2009 Debbie Cafazzo:
"Vendors at the Saturday Puyallup Farmers Market got into the Halloween spirit dressed as scarecrows or dogs, while kids strolled the downtown market disguised as cats, witches or princesses.
But one costume that stood out from all the rest belonged to Mark Sigafoos. With his black fright wig and eye patch – not to mention his collection of some 700 blown-glass pumpkins – there was no mistaking his assumed identity as Tacoma native son and global glass art superstar Dale Chihuly.
The pumpkins were the creation of Sigafoos and his team from Tacoma Glass Blowing Studio.
The studio displayed the pumpkins for sale on bales of straw under a white awning. Prices ranged from $40 for a small orb you could hold in one hand to $250 for larger pieces suitable for a Halloween or Thanksgiving dining table centerpiece.
Business was brisk, as customers lined up to purchase the glass creations.
“I think we chose the perfect town,” said Sigafoos, who graduated from Puyallup High School. “It’s such a pumpkin patch kind of town. There’s real pumpkin patches here.”
Sigafoos was living in Seattle in 1997 when he rode his bike past a glass blowing shop and got interested in the art form.
“I signed up for a class and fell deeply in love with it,” he said.
He worked for Chihuly for about a year in the 1990s before opening the studio he runs with his wife, Jeannine, four years ago.
His studio’s decorative vegetables come in a rainbow of colors – traditional orange with green stems, but also purple, green, apricot and blue with stems of silver or gold. Most were translucent, but a few were opaque.
Koleen Vrooman of Puyallup bought a purple pumpkin with a gold stem to display in her home.

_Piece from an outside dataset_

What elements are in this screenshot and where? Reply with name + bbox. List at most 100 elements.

“It’s handmade,” she said. “I was drawn to it.”
Corey Bevis of Puyallup is a big admirer of both Chihuly and glass art.
“I like the art, the freedom of it, that every piece is different,” he said. “I love the heat, the flames, the way you can add colors.” He said he’s taken art classes, but never studied glass blowing. He was pleased to learn that Tacoma Glass Blowing Studio offers beginning classes.
Bevis chose an orange pumpkin with silver spots and a yellow stem. He planned to give it a new home on his crystal shelf, next to his wine glasses.
Darlene Wisness of Puyallup is a glass art fan, with an established collection that includes a group of glass roosters made in the 1940s. She was happy to add one of Sigafoos’ medium-sized pumpkins to her collection.
She said she looked at several colors, but decided to go with traditional orange, with added gold highlights and a green stem.
“I love the embellishment on it,” she said, stroking the gold dusting on the pumpkin’s surface. “It’s a classic round pumpkin – the kind you’d look for if you were going to carve one.”